(Massacre de Shikiri).. Les drones de la milice fauchent la vie et le sang de (34) civils à l’intérieur d’une école et d’un hôpital
Traduction : Dr. Abdelrahman Kamal Shomeina
Dans un bilan sanglant tragique et un crime qualifié par les milieux médicaux de « massacre », 34 citoyens sont tombés, entre morts et blessés, suite à un ciblage délibéré par des drones suicidaires appartenant à la milice rebelle de soutien rapide, ayant visé une école secondaire et l’unique centre de santé de la localité de « Shikiri », au nord-ouest de la ville de Doueim, dans l’État du Nil Blanc.

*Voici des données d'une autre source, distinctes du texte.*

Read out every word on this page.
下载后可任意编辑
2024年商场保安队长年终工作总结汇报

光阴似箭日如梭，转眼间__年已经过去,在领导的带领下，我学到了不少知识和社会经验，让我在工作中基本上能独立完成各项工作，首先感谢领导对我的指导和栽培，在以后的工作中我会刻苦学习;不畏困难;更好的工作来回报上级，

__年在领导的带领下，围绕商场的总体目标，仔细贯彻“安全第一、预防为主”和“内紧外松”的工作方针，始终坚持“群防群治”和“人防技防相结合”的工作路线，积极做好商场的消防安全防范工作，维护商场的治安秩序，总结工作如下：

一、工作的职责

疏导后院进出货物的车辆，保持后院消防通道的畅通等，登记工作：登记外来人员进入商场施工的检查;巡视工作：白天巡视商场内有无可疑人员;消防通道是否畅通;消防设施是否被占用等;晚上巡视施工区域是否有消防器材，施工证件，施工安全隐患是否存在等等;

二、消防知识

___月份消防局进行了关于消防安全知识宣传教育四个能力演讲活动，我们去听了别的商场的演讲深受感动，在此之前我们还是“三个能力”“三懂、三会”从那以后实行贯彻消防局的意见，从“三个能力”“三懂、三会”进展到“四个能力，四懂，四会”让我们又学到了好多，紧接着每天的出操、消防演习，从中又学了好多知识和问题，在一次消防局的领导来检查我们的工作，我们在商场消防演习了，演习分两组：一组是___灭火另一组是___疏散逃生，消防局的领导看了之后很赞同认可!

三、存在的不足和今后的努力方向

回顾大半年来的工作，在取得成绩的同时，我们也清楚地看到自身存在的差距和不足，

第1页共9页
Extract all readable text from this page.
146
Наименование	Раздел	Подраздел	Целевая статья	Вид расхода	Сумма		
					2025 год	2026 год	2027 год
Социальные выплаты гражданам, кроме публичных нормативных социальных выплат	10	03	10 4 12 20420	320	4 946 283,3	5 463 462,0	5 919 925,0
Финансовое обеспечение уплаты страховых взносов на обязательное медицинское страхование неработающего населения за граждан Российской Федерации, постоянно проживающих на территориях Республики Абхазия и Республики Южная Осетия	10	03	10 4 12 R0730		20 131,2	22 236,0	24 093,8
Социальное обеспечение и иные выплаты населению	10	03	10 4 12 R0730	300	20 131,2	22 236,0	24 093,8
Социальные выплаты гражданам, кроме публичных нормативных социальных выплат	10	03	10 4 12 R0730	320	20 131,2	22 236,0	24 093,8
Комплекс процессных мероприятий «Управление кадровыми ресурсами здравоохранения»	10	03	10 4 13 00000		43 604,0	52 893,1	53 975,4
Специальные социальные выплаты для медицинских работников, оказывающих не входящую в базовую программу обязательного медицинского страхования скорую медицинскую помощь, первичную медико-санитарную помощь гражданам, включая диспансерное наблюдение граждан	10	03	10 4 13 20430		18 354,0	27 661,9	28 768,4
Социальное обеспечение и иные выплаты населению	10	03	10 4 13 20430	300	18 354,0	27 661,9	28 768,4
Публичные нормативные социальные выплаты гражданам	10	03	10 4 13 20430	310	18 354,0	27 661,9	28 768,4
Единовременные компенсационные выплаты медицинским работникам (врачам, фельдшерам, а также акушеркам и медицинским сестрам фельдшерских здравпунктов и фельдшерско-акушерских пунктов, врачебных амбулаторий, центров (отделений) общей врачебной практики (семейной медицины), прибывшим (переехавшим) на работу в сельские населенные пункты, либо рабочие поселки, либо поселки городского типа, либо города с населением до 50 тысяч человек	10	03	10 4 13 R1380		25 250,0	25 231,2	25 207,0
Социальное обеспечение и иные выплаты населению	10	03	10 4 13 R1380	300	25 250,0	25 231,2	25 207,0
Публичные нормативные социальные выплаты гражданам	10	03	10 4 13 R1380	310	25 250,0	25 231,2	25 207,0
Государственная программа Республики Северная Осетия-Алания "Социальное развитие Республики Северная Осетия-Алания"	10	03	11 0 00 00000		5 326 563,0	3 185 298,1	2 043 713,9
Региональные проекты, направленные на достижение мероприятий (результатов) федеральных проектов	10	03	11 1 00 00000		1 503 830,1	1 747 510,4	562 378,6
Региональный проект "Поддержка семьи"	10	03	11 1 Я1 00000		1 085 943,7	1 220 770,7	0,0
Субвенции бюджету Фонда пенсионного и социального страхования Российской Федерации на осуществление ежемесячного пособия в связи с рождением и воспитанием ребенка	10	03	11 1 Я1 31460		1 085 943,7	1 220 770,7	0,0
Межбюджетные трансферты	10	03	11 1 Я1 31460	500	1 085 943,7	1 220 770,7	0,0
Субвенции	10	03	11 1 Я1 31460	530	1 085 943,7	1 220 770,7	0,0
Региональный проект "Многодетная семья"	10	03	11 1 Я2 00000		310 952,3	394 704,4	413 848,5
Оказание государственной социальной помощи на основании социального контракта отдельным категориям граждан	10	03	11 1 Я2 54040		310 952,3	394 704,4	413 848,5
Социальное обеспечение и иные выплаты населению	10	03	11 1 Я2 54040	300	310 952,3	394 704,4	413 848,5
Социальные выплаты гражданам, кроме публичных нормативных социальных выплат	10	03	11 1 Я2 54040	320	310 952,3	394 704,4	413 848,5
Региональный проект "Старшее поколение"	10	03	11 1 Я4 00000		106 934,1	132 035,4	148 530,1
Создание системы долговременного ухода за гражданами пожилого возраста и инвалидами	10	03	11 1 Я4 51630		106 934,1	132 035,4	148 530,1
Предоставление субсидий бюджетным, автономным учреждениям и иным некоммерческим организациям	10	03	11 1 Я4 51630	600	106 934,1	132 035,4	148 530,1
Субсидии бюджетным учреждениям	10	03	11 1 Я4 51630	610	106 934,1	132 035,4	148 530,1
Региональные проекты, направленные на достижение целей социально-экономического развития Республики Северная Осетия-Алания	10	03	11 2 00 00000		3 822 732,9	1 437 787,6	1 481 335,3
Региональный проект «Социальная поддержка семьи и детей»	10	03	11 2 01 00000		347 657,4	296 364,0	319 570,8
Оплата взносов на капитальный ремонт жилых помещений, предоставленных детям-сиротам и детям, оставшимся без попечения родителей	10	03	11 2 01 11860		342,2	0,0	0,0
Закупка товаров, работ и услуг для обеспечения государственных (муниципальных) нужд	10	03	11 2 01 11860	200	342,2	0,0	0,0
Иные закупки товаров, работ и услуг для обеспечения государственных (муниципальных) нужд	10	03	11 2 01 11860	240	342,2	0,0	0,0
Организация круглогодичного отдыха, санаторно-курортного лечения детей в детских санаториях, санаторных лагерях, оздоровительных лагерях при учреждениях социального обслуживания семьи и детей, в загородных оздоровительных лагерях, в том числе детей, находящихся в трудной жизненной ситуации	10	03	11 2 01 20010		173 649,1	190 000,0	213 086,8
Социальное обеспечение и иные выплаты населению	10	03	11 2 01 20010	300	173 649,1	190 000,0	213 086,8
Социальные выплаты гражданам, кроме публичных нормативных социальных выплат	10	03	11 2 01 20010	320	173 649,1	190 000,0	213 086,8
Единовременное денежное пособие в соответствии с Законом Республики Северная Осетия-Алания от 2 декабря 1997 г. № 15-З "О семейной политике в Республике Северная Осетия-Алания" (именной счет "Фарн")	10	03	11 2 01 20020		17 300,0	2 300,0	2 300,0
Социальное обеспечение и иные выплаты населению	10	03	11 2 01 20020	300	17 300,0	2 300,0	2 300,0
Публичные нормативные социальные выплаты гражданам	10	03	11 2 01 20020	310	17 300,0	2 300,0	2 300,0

Le « Réseau des médecins du Soudan » a confirmé, dans ses mises à jour de terrain, l’augmentation du nombre de martyrs à 17 morts, dont 9 élèves, deux enseignants et un cadre médical (l’assistant médical Wahballah Amara), en plus de la blessure de 17 autres personnes à des degrés divers, dont quatre enfants et cinq femmes, certains étant dans un état critique. Les sources ont indiqué que le drone suicidaire a tiré plusieurs missiles directement sur « l’école secondaire de Shikiri », qui abrite un centre pour les étudiants du certificat soudanais, transformant les enceintes de la science et des soins en scènes de débris humains et de sang.
Cette attaque intervient dans le cadre d’une série d’agressions aériennes pour la quatrième journée consécutive ciblant la profondeur civile dans l’État du Nil Blanc ; où les drones ont touché, au cours des dernières 48 heures, la station thermique d’« Umm Dabaker » dans la ville de Rabak, la mettant partiellement hors service, et ont également ciblé un complexe résidentiel pour étudiants universitaires dans la ville de Kosti, dans une mutation décrite par la porte-parole du réseau des médecins, Razan Al-Mahdi, comme un « développement dangereux dans la banque de cibles de la milice » qui ne fait désormais plus de distinction entre les casernes militaires et les installations sanitaires et éducatives.
Le Réseau des médecins du Soudan a tenu le commandement de la milice pour pleinement responsable de ce massacre, considérant le ciblage d’installations abritant des étudiants et des cadres médicaux par des drones dirigés comme une « violation flagrante du droit international humanitaire » et un crime de guerre complet. Le réseau a appelé la communauté internationale et les organisations onusiennes à agir d’urgence pour condamner ces crimes et prendre des mesures immédiates pour protéger les civils contre le bombardement systématique qui vise à terroriser et déplacer les habitants de la région.
De son côté, le directeur exécutif de la localité d’Umm Ramta, Salah Abdallah Haj Ahmed, a condamné la trahison dont a été victime la région qui est dépourvue de tout objectif militaire, confirmant la mobilisation de tous les efforts médicaux pour sauver les blessés, tandis que la directrice de l’information de la localité, Dr Najla Hamad Al-Ata, a indiqué que ces crimes n’affaibliront pas la détermination des citoyens, affirmant la capacité des autorités à traiter les effets de l’agression et à sécuriser la région.